Bappa Bhowmick is no entomologist; but as the title of his exhibition, Poka, at Charubasona Sunayani Art Gallery implies, it is all about creepy-crawlies. Bhowmick wants to send out the message that we should think twice before swatting insects because repulsive though they are, they do us a world of good. However, his light-and-airy, serio-comic drawings of these critters equipped with vampirish gnashers that often make life intolerable for human beings make the case for their annihilation stronger.
Bhowmick presents a parade of such bugs and he gives each of them a character of its own. There are deadly mosquitoes, cockroaches, bed bugs, caterpillars, maggots, flies, centipedes, and chrysalises of various kinds. All of them are equally repulsive. However, it is not easy to conjecture from their contorted facial expressions whether they are angry or hysterical with mirth. A good number of these pests are drawn on either white or bottle green sheets of paper with black or white lines. Bhowmick depicts them in all their fascinatingly ghoulish details. But for their fearsome dentition, they could be fairies with gauzy wings.
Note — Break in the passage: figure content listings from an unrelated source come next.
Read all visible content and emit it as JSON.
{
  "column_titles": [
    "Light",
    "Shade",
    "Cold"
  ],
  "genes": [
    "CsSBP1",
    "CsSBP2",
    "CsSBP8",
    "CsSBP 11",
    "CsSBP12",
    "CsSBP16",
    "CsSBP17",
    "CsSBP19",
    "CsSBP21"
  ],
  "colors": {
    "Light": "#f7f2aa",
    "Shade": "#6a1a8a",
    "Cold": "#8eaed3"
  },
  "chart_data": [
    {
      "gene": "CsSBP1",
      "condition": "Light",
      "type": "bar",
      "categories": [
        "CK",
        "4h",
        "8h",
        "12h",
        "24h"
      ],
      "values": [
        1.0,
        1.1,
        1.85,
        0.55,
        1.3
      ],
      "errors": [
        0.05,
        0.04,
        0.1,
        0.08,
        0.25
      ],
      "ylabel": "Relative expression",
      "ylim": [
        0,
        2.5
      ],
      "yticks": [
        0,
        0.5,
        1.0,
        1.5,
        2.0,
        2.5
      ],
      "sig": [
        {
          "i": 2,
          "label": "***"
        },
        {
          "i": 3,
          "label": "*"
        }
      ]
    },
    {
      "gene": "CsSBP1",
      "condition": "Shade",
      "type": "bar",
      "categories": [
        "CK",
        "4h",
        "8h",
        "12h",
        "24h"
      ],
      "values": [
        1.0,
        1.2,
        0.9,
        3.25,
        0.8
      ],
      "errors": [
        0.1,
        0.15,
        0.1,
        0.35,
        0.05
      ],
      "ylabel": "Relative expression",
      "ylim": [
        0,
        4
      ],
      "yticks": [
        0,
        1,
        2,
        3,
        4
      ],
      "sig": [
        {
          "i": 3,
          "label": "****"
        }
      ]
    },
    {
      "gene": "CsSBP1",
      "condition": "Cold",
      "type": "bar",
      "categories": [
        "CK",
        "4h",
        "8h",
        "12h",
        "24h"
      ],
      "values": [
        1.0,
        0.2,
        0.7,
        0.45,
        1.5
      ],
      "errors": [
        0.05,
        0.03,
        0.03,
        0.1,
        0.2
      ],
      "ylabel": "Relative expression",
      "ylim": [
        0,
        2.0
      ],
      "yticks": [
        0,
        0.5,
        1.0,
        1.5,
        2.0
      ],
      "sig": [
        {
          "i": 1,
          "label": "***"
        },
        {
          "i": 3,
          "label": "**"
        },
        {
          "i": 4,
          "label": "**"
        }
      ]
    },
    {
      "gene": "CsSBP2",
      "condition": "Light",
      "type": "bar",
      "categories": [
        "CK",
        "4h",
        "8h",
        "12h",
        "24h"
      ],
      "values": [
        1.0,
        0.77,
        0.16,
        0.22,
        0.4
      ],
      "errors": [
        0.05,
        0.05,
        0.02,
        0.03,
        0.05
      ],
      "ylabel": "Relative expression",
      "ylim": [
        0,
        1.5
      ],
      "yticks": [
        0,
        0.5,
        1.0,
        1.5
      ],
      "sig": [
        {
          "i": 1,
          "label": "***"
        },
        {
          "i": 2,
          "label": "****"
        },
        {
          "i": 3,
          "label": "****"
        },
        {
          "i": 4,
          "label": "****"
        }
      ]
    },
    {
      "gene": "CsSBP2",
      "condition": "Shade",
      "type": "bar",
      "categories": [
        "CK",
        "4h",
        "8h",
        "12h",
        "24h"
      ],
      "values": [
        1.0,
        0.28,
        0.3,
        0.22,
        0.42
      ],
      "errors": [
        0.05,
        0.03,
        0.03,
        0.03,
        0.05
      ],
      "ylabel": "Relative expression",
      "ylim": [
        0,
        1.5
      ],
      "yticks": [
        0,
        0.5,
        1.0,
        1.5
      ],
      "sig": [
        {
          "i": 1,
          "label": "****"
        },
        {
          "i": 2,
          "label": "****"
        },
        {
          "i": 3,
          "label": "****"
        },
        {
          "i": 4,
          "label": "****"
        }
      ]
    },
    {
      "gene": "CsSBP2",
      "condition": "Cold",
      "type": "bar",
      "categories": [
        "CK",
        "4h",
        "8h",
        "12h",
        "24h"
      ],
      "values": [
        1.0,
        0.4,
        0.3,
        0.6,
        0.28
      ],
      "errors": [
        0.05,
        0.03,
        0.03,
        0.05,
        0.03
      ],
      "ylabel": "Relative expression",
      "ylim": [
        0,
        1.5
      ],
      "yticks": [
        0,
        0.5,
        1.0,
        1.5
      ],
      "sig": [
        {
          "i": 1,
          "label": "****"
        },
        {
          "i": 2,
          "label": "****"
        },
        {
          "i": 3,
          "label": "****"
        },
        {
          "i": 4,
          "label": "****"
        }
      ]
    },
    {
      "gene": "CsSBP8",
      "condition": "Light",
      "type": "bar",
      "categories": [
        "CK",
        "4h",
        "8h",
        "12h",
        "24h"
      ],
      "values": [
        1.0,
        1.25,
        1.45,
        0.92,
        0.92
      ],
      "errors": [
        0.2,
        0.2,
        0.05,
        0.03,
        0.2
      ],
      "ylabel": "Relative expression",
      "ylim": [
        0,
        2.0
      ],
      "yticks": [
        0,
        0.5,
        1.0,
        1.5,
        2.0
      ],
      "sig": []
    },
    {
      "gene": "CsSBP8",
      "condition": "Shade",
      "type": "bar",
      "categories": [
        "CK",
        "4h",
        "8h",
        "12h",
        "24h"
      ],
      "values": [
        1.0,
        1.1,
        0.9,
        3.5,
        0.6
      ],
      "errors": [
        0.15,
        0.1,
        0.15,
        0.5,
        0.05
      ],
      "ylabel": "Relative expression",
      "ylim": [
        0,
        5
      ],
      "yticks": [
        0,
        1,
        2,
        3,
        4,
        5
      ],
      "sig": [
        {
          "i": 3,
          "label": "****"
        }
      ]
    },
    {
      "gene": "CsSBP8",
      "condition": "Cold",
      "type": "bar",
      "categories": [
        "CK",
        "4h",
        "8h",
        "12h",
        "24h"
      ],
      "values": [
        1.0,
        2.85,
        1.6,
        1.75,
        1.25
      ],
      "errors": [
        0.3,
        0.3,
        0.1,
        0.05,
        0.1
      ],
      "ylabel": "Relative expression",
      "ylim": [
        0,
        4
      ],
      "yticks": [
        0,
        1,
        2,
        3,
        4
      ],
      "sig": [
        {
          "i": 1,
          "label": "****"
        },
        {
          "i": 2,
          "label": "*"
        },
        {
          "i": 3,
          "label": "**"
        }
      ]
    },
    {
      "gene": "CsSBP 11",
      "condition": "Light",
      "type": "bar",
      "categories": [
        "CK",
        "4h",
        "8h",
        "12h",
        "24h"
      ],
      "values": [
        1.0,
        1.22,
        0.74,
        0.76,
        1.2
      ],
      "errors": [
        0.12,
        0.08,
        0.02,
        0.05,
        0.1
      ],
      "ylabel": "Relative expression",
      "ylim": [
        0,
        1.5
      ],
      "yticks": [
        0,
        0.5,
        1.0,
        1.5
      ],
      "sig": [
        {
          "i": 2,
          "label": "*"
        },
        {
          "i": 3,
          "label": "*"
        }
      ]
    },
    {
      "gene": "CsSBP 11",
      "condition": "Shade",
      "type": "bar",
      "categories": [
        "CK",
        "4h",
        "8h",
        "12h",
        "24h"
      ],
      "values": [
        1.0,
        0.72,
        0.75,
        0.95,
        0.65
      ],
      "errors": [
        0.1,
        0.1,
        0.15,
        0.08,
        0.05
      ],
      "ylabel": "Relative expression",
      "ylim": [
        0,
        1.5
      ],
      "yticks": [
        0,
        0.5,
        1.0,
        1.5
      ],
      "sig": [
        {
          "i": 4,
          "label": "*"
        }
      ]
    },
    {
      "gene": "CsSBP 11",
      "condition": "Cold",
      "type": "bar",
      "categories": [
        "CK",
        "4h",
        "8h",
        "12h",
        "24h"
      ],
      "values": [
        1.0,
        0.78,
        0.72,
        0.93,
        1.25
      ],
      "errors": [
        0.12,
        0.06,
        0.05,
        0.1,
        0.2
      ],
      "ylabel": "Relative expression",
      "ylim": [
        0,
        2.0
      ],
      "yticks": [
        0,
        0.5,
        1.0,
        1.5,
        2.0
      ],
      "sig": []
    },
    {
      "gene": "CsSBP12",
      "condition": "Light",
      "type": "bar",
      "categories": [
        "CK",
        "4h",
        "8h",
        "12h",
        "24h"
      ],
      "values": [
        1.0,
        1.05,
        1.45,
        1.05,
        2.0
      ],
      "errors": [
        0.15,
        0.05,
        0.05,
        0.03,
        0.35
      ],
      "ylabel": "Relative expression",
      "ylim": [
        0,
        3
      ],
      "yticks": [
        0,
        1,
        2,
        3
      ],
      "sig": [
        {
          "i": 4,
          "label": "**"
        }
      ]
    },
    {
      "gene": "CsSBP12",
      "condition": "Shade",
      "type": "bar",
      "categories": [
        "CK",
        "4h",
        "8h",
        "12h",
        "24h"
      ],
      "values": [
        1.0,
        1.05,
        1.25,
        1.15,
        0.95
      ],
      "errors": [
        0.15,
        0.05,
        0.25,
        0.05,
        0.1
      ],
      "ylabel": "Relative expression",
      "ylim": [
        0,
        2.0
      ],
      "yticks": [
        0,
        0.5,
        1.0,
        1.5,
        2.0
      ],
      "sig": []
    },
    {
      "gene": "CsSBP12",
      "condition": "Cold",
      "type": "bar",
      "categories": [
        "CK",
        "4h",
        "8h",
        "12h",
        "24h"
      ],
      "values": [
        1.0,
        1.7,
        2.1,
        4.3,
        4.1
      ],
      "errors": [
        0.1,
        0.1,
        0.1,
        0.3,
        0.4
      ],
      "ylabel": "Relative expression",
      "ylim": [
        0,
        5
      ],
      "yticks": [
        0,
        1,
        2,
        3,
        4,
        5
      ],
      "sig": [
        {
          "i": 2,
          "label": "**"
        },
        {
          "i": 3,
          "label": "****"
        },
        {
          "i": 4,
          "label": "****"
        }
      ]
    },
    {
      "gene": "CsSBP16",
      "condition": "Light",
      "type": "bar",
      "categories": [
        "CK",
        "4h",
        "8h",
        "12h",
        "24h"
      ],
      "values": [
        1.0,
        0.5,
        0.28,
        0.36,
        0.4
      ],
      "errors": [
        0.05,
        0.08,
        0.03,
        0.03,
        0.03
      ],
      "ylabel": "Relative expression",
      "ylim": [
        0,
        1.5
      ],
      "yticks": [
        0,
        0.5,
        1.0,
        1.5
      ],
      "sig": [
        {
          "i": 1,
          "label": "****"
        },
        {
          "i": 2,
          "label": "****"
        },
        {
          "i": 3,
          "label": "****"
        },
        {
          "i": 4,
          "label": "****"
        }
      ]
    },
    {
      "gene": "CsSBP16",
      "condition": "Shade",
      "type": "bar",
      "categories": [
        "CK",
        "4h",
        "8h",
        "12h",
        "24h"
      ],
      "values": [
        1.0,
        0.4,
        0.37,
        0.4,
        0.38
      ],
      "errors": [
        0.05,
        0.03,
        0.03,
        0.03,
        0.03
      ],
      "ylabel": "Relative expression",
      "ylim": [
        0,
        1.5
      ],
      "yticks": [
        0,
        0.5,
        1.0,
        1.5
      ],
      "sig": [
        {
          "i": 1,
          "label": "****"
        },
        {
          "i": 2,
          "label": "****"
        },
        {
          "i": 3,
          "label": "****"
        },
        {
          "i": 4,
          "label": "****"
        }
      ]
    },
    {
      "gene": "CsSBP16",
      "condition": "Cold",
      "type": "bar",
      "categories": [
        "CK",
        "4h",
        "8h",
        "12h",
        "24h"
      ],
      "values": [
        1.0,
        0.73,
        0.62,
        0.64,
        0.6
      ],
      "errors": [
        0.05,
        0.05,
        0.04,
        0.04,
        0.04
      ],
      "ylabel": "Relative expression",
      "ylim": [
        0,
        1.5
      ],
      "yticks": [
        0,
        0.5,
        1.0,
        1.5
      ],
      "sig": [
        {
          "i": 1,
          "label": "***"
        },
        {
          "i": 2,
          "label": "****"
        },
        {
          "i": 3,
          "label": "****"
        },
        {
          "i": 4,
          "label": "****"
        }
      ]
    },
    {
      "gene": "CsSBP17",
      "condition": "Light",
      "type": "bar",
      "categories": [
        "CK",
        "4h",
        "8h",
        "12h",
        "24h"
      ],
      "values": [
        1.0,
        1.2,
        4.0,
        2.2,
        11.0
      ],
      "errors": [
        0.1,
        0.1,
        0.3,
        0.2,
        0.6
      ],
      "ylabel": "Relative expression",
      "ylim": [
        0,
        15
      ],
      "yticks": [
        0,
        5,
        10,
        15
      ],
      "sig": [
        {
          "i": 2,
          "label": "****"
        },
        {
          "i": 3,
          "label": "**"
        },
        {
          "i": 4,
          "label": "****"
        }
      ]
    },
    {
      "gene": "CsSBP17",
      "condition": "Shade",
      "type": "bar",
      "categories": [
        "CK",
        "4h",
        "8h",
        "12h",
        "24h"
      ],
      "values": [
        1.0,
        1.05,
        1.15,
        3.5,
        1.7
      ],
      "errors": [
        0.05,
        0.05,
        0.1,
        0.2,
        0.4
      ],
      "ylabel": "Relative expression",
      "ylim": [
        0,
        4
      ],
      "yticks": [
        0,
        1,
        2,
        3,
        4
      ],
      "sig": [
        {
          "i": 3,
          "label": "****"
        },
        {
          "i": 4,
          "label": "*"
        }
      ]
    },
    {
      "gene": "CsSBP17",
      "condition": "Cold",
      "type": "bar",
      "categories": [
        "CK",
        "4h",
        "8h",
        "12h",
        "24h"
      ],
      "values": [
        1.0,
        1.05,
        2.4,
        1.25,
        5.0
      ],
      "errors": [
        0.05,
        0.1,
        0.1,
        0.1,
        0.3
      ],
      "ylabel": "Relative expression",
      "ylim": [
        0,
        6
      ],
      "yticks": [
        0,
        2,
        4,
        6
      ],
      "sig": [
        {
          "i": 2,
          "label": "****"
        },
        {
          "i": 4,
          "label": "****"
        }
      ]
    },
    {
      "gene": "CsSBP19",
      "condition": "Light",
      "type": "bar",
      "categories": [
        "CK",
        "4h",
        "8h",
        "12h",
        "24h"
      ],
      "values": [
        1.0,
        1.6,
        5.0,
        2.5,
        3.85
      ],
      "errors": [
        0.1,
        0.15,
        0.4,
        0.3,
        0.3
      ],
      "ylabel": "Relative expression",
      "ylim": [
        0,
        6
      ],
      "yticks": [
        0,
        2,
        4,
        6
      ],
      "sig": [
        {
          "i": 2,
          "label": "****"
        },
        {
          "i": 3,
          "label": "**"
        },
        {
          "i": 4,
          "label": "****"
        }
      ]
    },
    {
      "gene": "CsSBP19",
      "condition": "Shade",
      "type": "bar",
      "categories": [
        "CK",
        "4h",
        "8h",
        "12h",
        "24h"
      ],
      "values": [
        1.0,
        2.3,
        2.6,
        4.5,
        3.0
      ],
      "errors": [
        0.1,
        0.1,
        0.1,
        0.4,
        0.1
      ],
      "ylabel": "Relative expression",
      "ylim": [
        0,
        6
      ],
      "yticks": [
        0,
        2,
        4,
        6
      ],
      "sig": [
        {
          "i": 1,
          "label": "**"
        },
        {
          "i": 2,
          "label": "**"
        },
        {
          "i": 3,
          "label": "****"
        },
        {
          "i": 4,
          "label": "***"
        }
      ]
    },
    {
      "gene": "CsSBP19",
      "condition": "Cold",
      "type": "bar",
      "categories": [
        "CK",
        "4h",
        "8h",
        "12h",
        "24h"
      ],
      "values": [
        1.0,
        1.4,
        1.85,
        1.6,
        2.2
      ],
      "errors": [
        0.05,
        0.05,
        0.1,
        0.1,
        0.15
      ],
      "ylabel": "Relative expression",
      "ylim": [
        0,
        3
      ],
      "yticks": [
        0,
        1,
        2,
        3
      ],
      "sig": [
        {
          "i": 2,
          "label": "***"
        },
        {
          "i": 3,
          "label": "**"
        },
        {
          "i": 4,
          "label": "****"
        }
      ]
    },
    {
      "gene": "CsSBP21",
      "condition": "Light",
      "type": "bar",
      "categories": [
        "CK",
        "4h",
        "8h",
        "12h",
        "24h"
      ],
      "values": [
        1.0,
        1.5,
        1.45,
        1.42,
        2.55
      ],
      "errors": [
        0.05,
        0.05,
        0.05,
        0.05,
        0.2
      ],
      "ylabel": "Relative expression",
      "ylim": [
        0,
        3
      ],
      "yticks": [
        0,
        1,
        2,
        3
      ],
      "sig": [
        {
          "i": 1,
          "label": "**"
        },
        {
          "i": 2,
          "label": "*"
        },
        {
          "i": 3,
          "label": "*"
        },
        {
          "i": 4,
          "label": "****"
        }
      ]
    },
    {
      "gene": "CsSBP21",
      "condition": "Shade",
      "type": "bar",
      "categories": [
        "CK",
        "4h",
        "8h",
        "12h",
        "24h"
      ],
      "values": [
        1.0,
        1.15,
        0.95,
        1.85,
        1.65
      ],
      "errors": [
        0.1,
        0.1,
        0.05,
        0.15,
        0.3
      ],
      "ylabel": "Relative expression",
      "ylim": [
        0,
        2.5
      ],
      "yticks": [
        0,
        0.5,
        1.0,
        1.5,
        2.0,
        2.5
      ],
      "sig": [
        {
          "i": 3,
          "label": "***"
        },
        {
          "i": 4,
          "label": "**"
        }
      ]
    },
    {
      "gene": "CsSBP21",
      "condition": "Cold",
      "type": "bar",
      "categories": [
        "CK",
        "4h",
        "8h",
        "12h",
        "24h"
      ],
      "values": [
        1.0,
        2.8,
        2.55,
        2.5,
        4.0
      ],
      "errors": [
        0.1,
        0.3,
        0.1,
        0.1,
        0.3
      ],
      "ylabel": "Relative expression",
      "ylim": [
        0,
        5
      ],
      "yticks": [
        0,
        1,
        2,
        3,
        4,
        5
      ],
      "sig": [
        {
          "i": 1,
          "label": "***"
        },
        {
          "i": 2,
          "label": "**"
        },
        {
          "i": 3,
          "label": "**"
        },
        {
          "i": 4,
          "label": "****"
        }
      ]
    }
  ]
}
Their forms are so delicately delineated with the lightest of touches — stippled with infinite care and with limbs worthy of art nouveau tendrils — and caught in fey poses that could make ballerinas go green with envy.
Some insects are elegantly painted with daubs of silky turquoise and pinks. One of these is curiously painted on a vinyl extended play recording of a Mohammed Rafi song. Two of the largest paintings are apocalyptic visions of the invasion of giant bugs that tower Godzilla-like above skyscrapers (picture). The sky is a bright red with multistoried buildings encircling the horizon. Above it are giant bugs floating like monstrous blimps. The stuff of nightmares indeed.